The CREATE EXTERNAL TABLE command LOCATION clause connects an external table definition to one or more gpfdist instances. If the external table is readable, the gpfdist server reads data records from files from in specified directory, packs them into a block, and sends the block in a response to a Cloudberry Database segment's request. The segments unpack rows that they receive and distribute the rows according to the external table's distribution policy. If the external table is a writable table, segments send blocks of rows in a request to gpfdist and gpfdist writes them to the external file.

External data files can contain rows in CSV format or any delimited text format supported by the FORMAT clause of the CREATE EXTERNAL TABLE command.

For readable external tables, gpfdist uncompresses gzip (.gz) and bzip2 (.bz2) files automatically. You can use the wildcard character (*) or other C-style pattern matching to denote multiple files to read. External files are assumed to be relative to the directory specified when you started the gpfdist instance.

About gpfdist setup and performance

You can run gpfdist instances on multiple hosts and you can run multiple gpfdist instances on each host. This allows you to deploy gpfdist servers strategically so that you can attain fast data load and unload rates by utilizing all of the available network bandwidth and Cloudberry Database's parallelism.

  • Allow network traffic to use all ETL host network interfaces simultaneously. Run one instance of gpfdist for each interface on the ETL host, then declare the host name of each NIC in the LOCATION clause of your external table definition (see Examples for Creating External Tables).

  • Divide external table data equally among multiple gpfdist instances on the ETL host. For example, on an ETL system with two NICs, run two gpfdist instances (one on each NIC) to optimize data load performance and divide the external table data files evenly between the two gpfdist servers.

tip

Use pipes (|) to separate formatted text when you submit files to gpfdist. Cloudberry Database encloses comma-separated text strings in single or double quotes. gpfdist has to remove the quotes to parse the strings. Using pipes to separate formatted text avoids the extra step and improves performance.
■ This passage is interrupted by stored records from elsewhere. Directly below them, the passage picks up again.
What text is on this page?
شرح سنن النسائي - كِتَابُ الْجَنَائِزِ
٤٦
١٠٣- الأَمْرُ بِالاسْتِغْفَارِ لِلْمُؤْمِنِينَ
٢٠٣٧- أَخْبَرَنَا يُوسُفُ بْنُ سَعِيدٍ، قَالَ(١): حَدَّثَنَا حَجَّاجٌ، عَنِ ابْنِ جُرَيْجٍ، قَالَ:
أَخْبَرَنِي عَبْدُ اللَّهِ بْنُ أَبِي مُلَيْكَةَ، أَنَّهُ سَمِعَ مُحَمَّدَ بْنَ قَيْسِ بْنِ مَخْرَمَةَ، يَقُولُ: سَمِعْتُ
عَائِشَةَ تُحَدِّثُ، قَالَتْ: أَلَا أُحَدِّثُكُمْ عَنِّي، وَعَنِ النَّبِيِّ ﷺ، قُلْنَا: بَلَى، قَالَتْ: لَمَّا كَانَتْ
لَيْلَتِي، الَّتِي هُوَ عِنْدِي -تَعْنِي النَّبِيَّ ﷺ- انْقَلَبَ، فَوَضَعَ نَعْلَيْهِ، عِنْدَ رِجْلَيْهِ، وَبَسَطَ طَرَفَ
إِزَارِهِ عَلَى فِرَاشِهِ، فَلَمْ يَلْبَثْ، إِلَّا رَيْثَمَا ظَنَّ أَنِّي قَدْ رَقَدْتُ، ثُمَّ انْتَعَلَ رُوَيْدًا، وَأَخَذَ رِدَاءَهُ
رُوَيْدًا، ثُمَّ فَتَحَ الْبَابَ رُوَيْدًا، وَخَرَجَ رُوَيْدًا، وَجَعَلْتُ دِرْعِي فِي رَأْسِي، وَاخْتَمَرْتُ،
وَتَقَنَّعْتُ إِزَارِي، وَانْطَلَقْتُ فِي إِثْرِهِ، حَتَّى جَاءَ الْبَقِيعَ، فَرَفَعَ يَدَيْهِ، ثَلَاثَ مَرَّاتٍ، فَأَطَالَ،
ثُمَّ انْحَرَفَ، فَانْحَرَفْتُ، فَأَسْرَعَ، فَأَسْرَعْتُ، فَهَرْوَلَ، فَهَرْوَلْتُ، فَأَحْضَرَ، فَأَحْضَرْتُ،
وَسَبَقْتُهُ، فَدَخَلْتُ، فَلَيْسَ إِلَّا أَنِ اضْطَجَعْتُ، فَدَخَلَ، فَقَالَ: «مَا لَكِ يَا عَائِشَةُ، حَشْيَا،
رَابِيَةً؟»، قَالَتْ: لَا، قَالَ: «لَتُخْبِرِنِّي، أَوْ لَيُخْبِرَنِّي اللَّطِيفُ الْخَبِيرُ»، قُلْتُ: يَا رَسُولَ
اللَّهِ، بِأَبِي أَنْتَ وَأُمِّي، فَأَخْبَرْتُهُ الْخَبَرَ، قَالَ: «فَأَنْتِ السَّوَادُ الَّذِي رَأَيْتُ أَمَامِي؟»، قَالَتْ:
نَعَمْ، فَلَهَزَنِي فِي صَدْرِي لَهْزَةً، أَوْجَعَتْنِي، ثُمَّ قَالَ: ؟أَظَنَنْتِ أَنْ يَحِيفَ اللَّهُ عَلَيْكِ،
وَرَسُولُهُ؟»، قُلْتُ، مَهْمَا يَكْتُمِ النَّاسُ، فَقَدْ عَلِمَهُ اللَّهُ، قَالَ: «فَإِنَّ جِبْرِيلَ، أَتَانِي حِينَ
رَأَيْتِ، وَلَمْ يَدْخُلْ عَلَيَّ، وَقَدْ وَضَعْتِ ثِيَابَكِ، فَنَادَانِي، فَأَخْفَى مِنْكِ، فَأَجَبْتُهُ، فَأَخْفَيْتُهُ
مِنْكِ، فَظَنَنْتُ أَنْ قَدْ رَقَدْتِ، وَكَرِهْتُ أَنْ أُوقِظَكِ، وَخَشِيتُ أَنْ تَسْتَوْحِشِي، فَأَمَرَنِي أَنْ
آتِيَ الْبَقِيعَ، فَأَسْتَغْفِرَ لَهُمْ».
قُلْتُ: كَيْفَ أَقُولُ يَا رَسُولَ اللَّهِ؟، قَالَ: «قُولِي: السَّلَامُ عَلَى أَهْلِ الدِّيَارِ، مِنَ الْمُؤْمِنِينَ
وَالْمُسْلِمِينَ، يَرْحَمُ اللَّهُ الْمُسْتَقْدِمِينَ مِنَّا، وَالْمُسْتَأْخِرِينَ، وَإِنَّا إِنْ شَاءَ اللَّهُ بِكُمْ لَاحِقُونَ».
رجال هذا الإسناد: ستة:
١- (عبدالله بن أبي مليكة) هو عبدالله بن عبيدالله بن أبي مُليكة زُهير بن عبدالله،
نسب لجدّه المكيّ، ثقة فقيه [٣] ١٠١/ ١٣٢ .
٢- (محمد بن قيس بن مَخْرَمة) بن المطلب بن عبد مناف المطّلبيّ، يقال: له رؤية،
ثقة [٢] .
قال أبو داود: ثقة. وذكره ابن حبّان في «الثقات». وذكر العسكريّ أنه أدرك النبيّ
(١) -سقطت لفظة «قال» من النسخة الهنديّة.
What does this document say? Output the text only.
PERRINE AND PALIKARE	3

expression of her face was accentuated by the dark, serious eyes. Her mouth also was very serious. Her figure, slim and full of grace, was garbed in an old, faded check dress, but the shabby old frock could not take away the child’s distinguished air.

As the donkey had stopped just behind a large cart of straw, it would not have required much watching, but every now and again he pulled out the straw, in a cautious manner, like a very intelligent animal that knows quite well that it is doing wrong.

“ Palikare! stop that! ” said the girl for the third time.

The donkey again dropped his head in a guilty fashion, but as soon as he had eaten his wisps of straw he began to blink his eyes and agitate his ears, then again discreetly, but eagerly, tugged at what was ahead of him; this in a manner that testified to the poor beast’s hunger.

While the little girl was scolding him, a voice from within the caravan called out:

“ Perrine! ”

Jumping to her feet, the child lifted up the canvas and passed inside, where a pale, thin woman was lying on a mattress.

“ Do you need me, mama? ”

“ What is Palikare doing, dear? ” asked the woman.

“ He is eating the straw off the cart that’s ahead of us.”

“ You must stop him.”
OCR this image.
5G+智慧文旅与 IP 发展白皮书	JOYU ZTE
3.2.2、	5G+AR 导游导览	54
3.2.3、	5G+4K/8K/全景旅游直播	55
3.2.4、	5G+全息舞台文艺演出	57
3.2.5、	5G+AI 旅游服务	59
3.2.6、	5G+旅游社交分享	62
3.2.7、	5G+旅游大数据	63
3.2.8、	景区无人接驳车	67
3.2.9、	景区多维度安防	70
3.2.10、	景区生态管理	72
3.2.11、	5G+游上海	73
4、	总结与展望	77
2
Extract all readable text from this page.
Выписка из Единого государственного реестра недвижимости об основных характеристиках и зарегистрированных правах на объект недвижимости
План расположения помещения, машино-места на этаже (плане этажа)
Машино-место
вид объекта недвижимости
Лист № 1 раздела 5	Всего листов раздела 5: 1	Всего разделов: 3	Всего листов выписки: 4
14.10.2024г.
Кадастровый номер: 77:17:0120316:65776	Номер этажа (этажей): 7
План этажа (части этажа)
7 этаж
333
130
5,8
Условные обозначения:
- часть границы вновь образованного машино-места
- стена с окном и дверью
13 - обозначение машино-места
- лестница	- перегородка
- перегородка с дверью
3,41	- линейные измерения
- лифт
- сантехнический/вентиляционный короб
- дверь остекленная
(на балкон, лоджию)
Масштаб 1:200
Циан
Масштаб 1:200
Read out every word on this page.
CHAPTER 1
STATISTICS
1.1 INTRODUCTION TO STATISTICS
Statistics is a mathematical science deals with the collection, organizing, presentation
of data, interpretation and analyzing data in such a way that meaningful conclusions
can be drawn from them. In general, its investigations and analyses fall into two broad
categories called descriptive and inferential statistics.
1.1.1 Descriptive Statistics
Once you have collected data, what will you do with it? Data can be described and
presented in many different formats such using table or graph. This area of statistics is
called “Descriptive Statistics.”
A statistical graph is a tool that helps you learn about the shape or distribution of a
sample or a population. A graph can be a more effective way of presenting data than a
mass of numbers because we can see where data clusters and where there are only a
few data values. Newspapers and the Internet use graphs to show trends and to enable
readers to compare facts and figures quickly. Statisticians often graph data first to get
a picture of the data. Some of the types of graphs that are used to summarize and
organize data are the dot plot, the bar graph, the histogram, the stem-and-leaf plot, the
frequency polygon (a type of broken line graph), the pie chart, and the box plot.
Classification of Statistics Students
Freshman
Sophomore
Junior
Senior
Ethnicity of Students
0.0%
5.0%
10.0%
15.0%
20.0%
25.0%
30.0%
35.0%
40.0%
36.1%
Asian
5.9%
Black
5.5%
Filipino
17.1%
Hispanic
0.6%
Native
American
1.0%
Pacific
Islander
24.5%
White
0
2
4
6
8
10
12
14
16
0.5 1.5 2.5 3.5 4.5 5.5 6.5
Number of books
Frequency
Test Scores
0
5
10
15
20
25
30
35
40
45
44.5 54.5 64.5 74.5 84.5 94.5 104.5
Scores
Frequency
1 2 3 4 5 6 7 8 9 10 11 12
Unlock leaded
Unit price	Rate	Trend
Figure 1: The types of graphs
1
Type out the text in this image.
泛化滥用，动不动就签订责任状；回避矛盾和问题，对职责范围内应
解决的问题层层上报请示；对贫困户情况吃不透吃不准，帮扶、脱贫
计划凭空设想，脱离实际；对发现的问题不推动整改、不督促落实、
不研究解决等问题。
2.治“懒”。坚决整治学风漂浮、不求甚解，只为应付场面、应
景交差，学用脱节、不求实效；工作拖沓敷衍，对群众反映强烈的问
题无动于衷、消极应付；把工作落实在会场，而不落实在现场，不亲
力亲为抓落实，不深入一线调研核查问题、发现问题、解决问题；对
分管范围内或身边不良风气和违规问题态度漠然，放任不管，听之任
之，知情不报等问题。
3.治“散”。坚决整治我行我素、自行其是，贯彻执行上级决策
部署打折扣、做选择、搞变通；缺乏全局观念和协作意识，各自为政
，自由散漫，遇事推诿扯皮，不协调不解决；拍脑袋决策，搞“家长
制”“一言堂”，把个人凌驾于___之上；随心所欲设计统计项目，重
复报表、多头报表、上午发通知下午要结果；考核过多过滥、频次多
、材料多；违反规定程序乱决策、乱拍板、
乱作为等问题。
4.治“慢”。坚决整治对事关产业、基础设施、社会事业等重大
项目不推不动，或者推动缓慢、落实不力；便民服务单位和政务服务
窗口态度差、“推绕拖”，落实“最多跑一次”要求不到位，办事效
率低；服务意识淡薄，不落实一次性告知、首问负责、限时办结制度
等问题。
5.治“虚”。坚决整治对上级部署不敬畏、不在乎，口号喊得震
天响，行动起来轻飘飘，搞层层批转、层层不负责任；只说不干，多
Control segment parallelism

The gp_external_max_segs server configuration parameter controls the number of segment instances that can access a single gpfdist instance simultaneously. 64 is the default. You can set the number of segments such that some segments process external data files and some perform other database processing. Set this parameter in the postgresql.conf file of your coordinator instance.

Step 1. Install gpfdist

gpfdist is installed in $GPHOME/bin of your Cloudberry Database coordinator host installation. Run gpfdist on a machine other than the Cloudberry Database coordinator or standby coordinator, such as on a machine devoted to ETL processing. Running gpfdist on the coordinator or standby coordinator can have a performance impact on query execution.

Step 2. Start and stop gpfdist

You can start gpfdist in your current directory location or in any directory that you specify. The default port is 8080.

From your current directory, type:

gpfdist &

From a different directory, specify the directory from which to serve files, and optionally, the HTTP port to run on.

To start gpfdist in the background and log output messages and errors to a log file:

$ gpfdist -d /var/load_files -p 8081 -l /home/`gpadmin`/log &

For multiple gpfdist instances on the same ETL host, use a different base directory and port for each instance. For example:

$ gpfdist -d /var/load_files1 -p 8081 -l /home/`gpadmin`/log1 &
$ gpfdist -d /var/load_files2 -p 8082 -l /home/`gpadmin`/log2 &

The logs are saved in /home/gpadmin/log.

info

To stop gpfdist when it is running in the background:

First find its process id:

$ ps -ef | grep gpfdist

Then stop the process, for example (where 3457 is the process ID in this example):

$ kill 3457

Step 3. Use gpfdist with external tables to load data

The following examples show how to use gpfdist when creating an external table to load data into Cloudberry Database.

tip

When using IPv6, always enclose the numeric IP addresses in square brackets.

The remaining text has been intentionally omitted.